7. The fixing device according to claim 1, wherein the activation device moves the friction reducer when the fixing device is not in operation.

8. The fixing device according to claim 1, wherein the activation device moves the friction reducer when the recording medium is not fed to the nip.

9. The fixing device according to claim 1, wherein the activation device comprises a reel mechanism,

wherein the friction reducer includes a flexible sliding web-like member, and the reel mechanism changes a portion of the friction reducer that comes between the fixing member and the stationary member.

10. The fixing device according to claim 9, wherein the reel mechanism comprises a supply reel and a take-up reel,

wherein the web-like member is stretched between the supply reel and the take-up reel, and the friction reducer is unwound from the supply reel and wound around the take-up reel.

11. The fixing device according to claim 9, wherein the web-like member includes at least one of a heat-resistant resin nonwoven fabric, a heat-resistant resin film, a liquid crystal polymer sheet, a liquid crystal polymer film, a porous resin nonwoven fabric, a porous resin film, and fiberglass.

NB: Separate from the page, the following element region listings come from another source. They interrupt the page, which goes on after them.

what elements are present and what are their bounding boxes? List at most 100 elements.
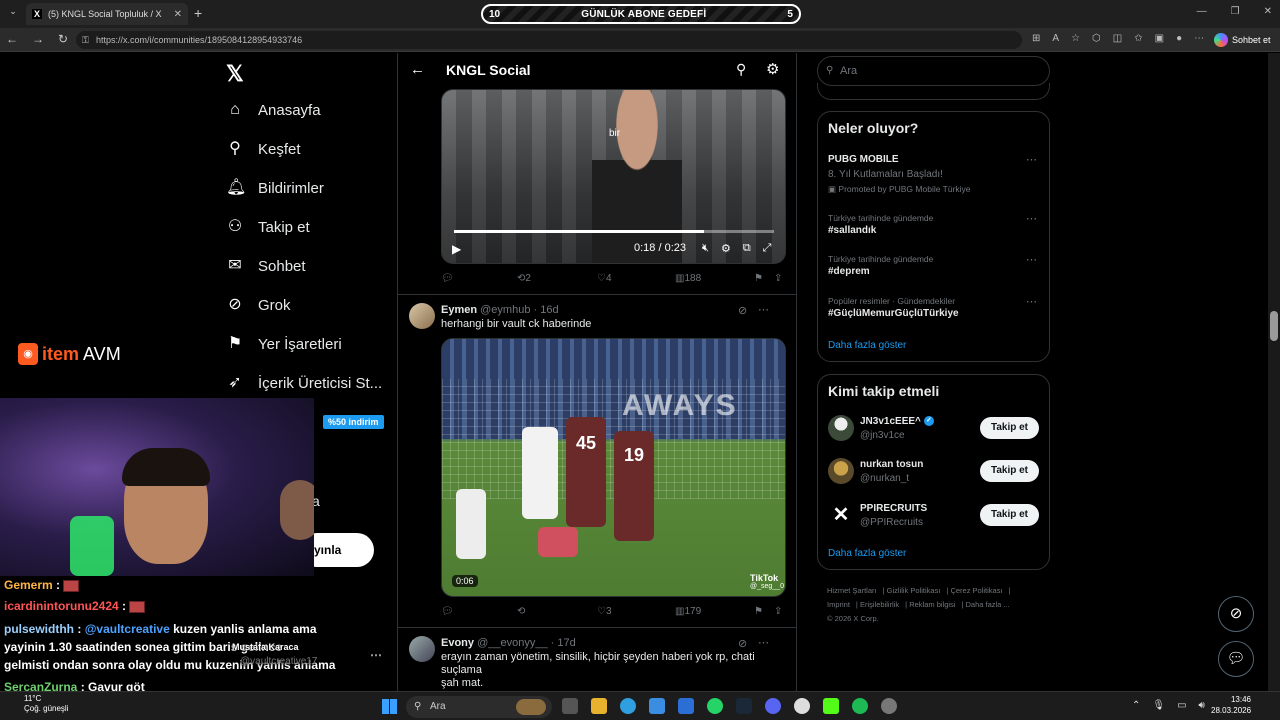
like-button[interactable]: ♡ 4 — [597, 273, 612, 284]
trend-more-icon[interactable]: ⋯ — [1026, 253, 1038, 266]
avatar[interactable] — [409, 303, 435, 329]
profile-avatar[interactable]: ● — [1176, 33, 1182, 44]
split-screen-icon[interactable]: ◫ — [1113, 33, 1122, 44]
tray-expand-icon[interactable]: ⌃ — [1132, 700, 1140, 711]
follow-name[interactable]: JN3v1cEEE^ ✓ — [860, 416, 934, 427]
back-icon[interactable]: ← — [6, 32, 18, 46]
footer-link[interactable]: Daha fazla ... — [966, 600, 1010, 609]
chrome-like-icon[interactable] — [794, 698, 810, 714]
footer-link[interactable]: Hizmet Şartları — [827, 586, 877, 595]
more-icon[interactable]: ⋯ — [758, 303, 770, 316]
trend-name[interactable]: #sallandık — [828, 225, 876, 236]
trend-name[interactable]: #deprem — [828, 266, 870, 277]
footer-link[interactable]: Erişilebilirlik — [860, 600, 899, 609]
avatar[interactable] — [828, 415, 854, 441]
mail-app-icon[interactable] — [678, 698, 694, 714]
share-icon[interactable]: ⇪ — [774, 273, 782, 284]
store-icon[interactable] — [649, 698, 665, 714]
nav-messages[interactable]: ✉ Sohbet — [226, 257, 305, 275]
back-arrow-icon[interactable]: ← — [410, 61, 425, 78]
discord-icon[interactable] — [765, 698, 781, 714]
forward-icon[interactable]: → — [32, 32, 44, 46]
app-available-icon[interactable]: ⊞ — [1032, 33, 1040, 44]
edge-icon[interactable] — [620, 698, 636, 714]
search-icon[interactable]: ⚲ — [736, 61, 746, 78]
fullscreen-icon[interactable]: ⤢ — [763, 242, 772, 255]
nav-bookmarks[interactable]: ⚑ Yer İşaretleri — [226, 335, 342, 353]
nav-explore[interactable]: ⚲ Keşfet — [226, 140, 300, 158]
footer-link[interactable]: Gizlilik Politikası — [887, 586, 941, 595]
views-button[interactable]: ▥ 179 — [675, 606, 701, 617]
avatar[interactable] — [409, 636, 435, 662]
weather-widget[interactable]: 11°C Çoğ. güneşli — [24, 694, 68, 714]
nav-notifications[interactable]: 🔔︎ Bildirimler — [226, 179, 324, 197]
more-icon[interactable]: ⋯ — [758, 636, 770, 649]
site-info-icon[interactable]: ⚿ — [82, 31, 89, 49]
author-handle[interactable]: @__evonyy__ — [477, 637, 548, 649]
mute-icon[interactable]: 🔇︎ — [702, 242, 709, 255]
file-explorer-icon[interactable] — [591, 698, 607, 714]
favorites-icon[interactable]: ✩ — [1134, 33, 1142, 44]
like-button[interactable]: ♡ 3 — [597, 606, 612, 617]
share-icon[interactable]: ⇪ — [774, 606, 782, 617]
collections-icon[interactable]: ▣ — [1155, 33, 1164, 44]
more-menu-icon[interactable]: ⋯ — [1194, 33, 1204, 44]
task-view-icon[interactable] — [562, 698, 578, 714]
page-scrollbar[interactable] — [1268, 53, 1280, 691]
settings-icon[interactable]: ⚙ — [721, 242, 731, 255]
footer-link[interactable]: Çerez Politikası — [950, 586, 1002, 595]
messages-fab-icon[interactable]: 💬︎ — [1218, 641, 1254, 677]
taskbar-clock[interactable]: 13:46 28.03.2026 — [1211, 694, 1251, 716]
avatar[interactable] — [828, 458, 854, 484]
url-field[interactable]: ⚿ https://x.com/i/communities/1895084128… — [76, 31, 1022, 49]
minimize-icon[interactable]: — — [1197, 6, 1207, 17]
views-button[interactable]: ▥ 188 — [675, 273, 701, 284]
start-button-icon[interactable] — [382, 699, 397, 714]
trend-name[interactable]: PUBG MOBILE — [828, 154, 899, 165]
close-tab-icon[interactable]: ✕ — [174, 9, 182, 20]
extensions-icon[interactable]: ⬡ — [1092, 33, 1101, 44]
taskbar-search[interactable]: ⚲ Ara — [406, 696, 552, 718]
video-progress-bar[interactable] — [454, 230, 774, 233]
retweet-button[interactable]: ⟲ 2 — [517, 273, 531, 284]
author-name[interactable]: Eymen — [441, 304, 477, 316]
play-icon[interactable]: ▶ — [452, 242, 461, 256]
browser-tab[interactable]: X (5) KNGL Social Topluluk / X ✕ — [26, 3, 188, 25]
volume-icon[interactable]: 🔊︎ — [1199, 700, 1205, 711]
nav-home[interactable]: ⌂ Anasayfa — [226, 101, 320, 119]
popout-icon[interactable]: ⧉ — [743, 242, 751, 255]
reload-icon[interactable]: ↻ — [58, 32, 68, 46]
x-logo-icon[interactable]: 𝕏 — [226, 61, 244, 87]
nav-follow[interactable]: ⚇ Takip et — [226, 218, 310, 236]
author-handle[interactable]: @eymhub — [480, 304, 530, 316]
copilot-chat-button[interactable]: Sohbet et — [1214, 32, 1271, 48]
nav-creator-studio[interactable]: ➶ İçerik Üreticisi St... — [226, 374, 382, 392]
bookmark-icon[interactable]: ⚑ — [754, 606, 763, 617]
author-name[interactable]: Evony — [441, 637, 474, 649]
search-input[interactable]: ⚲ Ara — [817, 56, 1050, 86]
follow-button[interactable]: Takip et — [980, 504, 1039, 526]
grok-icon[interactable]: ⊘ — [738, 637, 747, 650]
steam-icon[interactable] — [736, 698, 752, 714]
scrollbar-thumb[interactable] — [1270, 311, 1278, 341]
read-aloud-icon[interactable]: A — [1052, 33, 1059, 44]
microphone-icon[interactable]: 🎙︎ — [1152, 700, 1165, 711]
follow-button[interactable]: Takip et — [980, 417, 1039, 439]
video-player[interactable]: AWAYS 45 19 0:06 TikTok @_seg__0 — [441, 338, 786, 597]
reply-icon[interactable]: 💬︎ — [441, 273, 454, 284]
retweet-icon[interactable]: ⟲ — [517, 606, 525, 617]
close-window-icon[interactable]: ✕ — [1264, 6, 1272, 17]
trend-more-icon[interactable]: ⋯ — [1026, 212, 1038, 225]
video-player[interactable]: bir ▶ 0:18 / 0:23 🔇︎ ⚙ ⧉ ⤢ — [441, 89, 786, 264]
kick-icon[interactable] — [823, 698, 839, 714]
spotify-icon[interactable] — [852, 698, 868, 714]
nav-grok[interactable]: ⊘ Grok — [226, 296, 290, 314]
restore-icon[interactable]: ❐ — [1231, 6, 1240, 17]
follow-name[interactable]: nurkan tosun — [860, 459, 923, 470]
settings-app-icon[interactable] — [881, 698, 897, 714]
grok-fab-icon[interactable]: ⊘ — [1218, 596, 1254, 632]
network-icon[interactable]: ▭ — [1177, 700, 1186, 711]
footer-link[interactable]: Reklam bilgisi — [909, 600, 955, 609]
bookmark-icon[interactable]: ⚑ — [754, 273, 763, 284]
ppi-logo-icon[interactable]: ✕ — [828, 502, 854, 528]
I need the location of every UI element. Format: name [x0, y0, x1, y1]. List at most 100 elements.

12. A fixing device, comprising:

a rotary fixing member to heat and fuse a toner image onto a recording medium to fix the toner image thereon;

an endless belt-shaped pressure member disposed opposite the fixing member, formed in a loop to move in a predetermined direction;

a stationary member provided inside the loop formed by the pressure member and pressed against the rotary fixing member through the pressure member to form a nip between the pressure member and the rotary fixing member through which the recording medium bearing the toner image passes;

a friction reducer sandwiched between the pressure member and the stationary member, to reduce friction generated therebetween; and

an activation device to move the friction reducer to change a portion of the friction reducer that comes between the pressure belt and the stationary member.

13. An image forming apparatus comprising the fixing device of claim 1.